Logo também me veio uma ruminação: não aconteceu exatamente assim quando o ouro das Minas Gerais, depois do transbordo em Portugal, foi insuflar o embelezamento e enriquecimento da City de Londres? Nas cidades históricas mineiras ficaram testemunhos impressionantes de contrafação a essa brutal extração mineral, que até hoje – e cada vez mais – nos encantam e causam admiração. Mas quanto essa riqueza retida representa da que atravessou o oceano? Uma minúscula parte, como a que nos fica de Carajás, de onde sai o maior trem de carga do mundo para, em nove viagens diárias até um dos maiores terminais marítimos do planeta, em São Luiz do Maranhão, colocar nos navios transoceânicos 30 milhões de dólares a cada dia. Volume que aumenta com a incorporação de outros bens minerais, como manganês, agora cobre e, daqui a pouco, níquel. Só que a mera verticalização da produção pode não se traduzir por maior retenção de valor, mesmo quando viável economicamente.

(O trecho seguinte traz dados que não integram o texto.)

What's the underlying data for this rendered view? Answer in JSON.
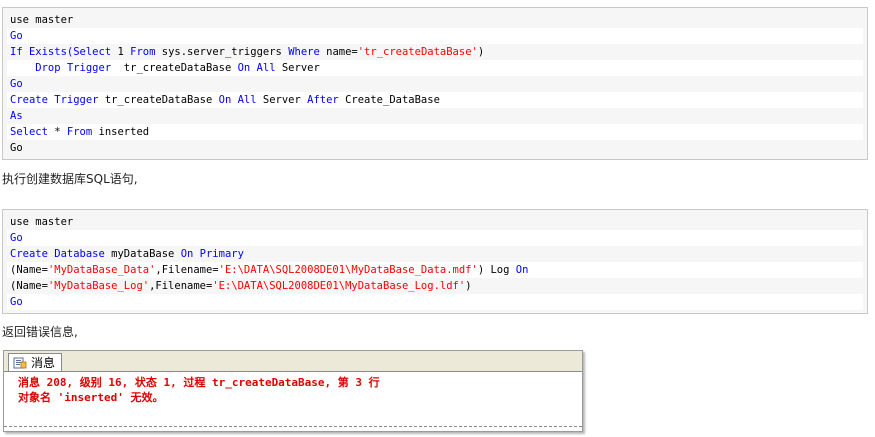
{
  "code_block_1": {
    "lines": [
      [
        {
          "t": "use master",
          "c": "plain"
        }
      ],
      [
        {
          "t": "Go",
          "c": "kw"
        }
      ],
      [
        {
          "t": "If Exists(Select",
          "c": "kw"
        },
        {
          "t": " 1 ",
          "c": "plain"
        },
        {
          "t": "From",
          "c": "kw"
        },
        {
          "t": " sys.server_triggers ",
          "c": "plain"
        },
        {
          "t": "Where",
          "c": "kw"
        },
        {
          "t": " name=",
          "c": "plain"
        },
        {
          "t": "'tr_createDataBase'",
          "c": "str"
        },
        {
          "t": ")",
          "c": "plain"
        }
      ],
      [
        {
          "t": "    Drop Trigger",
          "c": "kw"
        },
        {
          "t": "  tr_createDataBase ",
          "c": "plain"
        },
        {
          "t": "On All",
          "c": "kw"
        },
        {
          "t": " Server",
          "c": "plain"
        }
      ],
      [
        {
          "t": "Go",
          "c": "kw"
        }
      ],
      [
        {
          "t": "Create Trigger",
          "c": "kw"
        },
        {
          "t": " tr_createDataBase ",
          "c": "plain"
        },
        {
          "t": "On All",
          "c": "kw"
        },
        {
          "t": " Server ",
          "c": "plain"
        },
        {
          "t": "After",
          "c": "kw"
        },
        {
          "t": " Create_DataBase",
          "c": "plain"
        }
      ],
      [
        {
          "t": "As",
          "c": "kw"
        }
      ],
      [
        {
          "t": "Select",
          "c": "kw"
        },
        {
          "t": " * ",
          "c": "plain"
        },
        {
          "t": "From",
          "c": "kw"
        },
        {
          "t": " inserted",
          "c": "plain"
        }
      ],
      [
        {
          "t": "Go",
          "c": "plain"
        }
      ]
    ]
  },
  "text_1": "执行创建数据库SQL语句,",
  "code_block_2": {
    "lines": [
      [
        {
          "t": "use master",
          "c": "plain"
        }
      ],
      [
        {
          "t": "Go",
          "c": "kw"
        }
      ],
      [
        {
          "t": "Create Database",
          "c": "kw"
        },
        {
          "t": " myDataBase ",
          "c": "plain"
        },
        {
          "t": "On Primary",
          "c": "kw"
        }
      ],
      [
        {
          "t": "(Name=",
          "c": "plain"
        },
        {
          "t": "'MyDataBase_Data'",
          "c": "str"
        },
        {
          "t": ",Filename=",
          "c": "plain"
        },
        {
          "t": "'E:\\DATA\\SQL2008DE01\\MyDataBase_Data.mdf'",
          "c": "str"
        },
        {
          "t": ") Log ",
          "c": "plain"
        },
        {
          "t": "On",
          "c": "kw"
        }
      ],
      [
        {
          "t": "(Name=",
          "c": "plain"
        },
        {
          "t": "'MyDataBase_Log'",
          "c": "str"
        },
        {
          "t": ",Filename=",
          "c": "plain"
        },
        {
          "t": "'E:\\DATA\\SQL2008DE01\\MyDataBase_Log.ldf'",
          "c": "str"
        },
        {
          "t": ")",
          "c": "plain"
        }
      ],
      [
        {
          "t": "Go",
          "c": "kw"
        }
      ]
    ]
  },
  "text_2": "返回错误信息,",
  "messages_panel": {
    "tab_label": "消息",
    "lines": [
      "消息 208, 级别 16, 状态 1, 过程 tr_createDataBase, 第 3 行",
      "对象名 'inserted' 无效。"
    ]
  },
  "colors": {
    "keyword": "#0000ff",
    "string": "#ff0000",
    "error": "#e00000"
  }
}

Hoje é mais vantajoso produzir alumina, o insumo, do que alumínio, o bem transformado (que só é classificado como semielaborado porque o classificador despreza o componente de energia nele embutido). Não só pelo preço, atiçado pela demanda chinesa (carente de alumina, mas não de metal), como pelo custo da energia para a fundição. Foi por isso que, em 2010, a antiga Companhia Vale do Rio Doce decidiu se desfazer da Valesul, a fábrica de alumínio que começou a operar no Rio de Janeiro três anos antes da Albrás em Barcarena, sustentada numa perna falsa, a da energia barata e abundante.
A Vale vendeu a fábrica por metade do seu valor para se livrar do prejuízo e da insolvência operacional. A definição do que e como produzir envolve componentes muito mais sofisticados e abrangentes do que antes. A definição pode ser conjuntural, acompanhando a flutuação do mercado, mas tem que combinar essa circunstância com uma visão de longo prazo. Para isso, existe régua e compasso. Mas não as informações, o enchimento que dá validade às fórmulas científicas.
É preciso ir atrás delas, desentocá-las, dar-lhes significado e transformá-las em ferramentas operacionais. Com elas podemos chegar à conclusão de que poderia até ser melhor continuar a minerar se fosse rompida a dependência da China a que nos impôs a busca obsessiva da Vale por faturamento e lucro, num raciocínio imediatista correto apenas da perspectiva financeira, que hoje a caracteriza. Outros tantos ajustes, corretivos e inovações se impõem para que não continuemos a assistir impotentes a essa hemorragia mineral, que se tornou até mais volumosa do que a sangria vegetal, dois dos males que tornam o organismo territorial do Pará incapaz de suprir as necessidades da sua população, dentre as quais está a esperança por um futuro melhor. Esse futuro se apresenta no horizonte como miragem, que não nos chega nem nós a ele conseguimos chegar.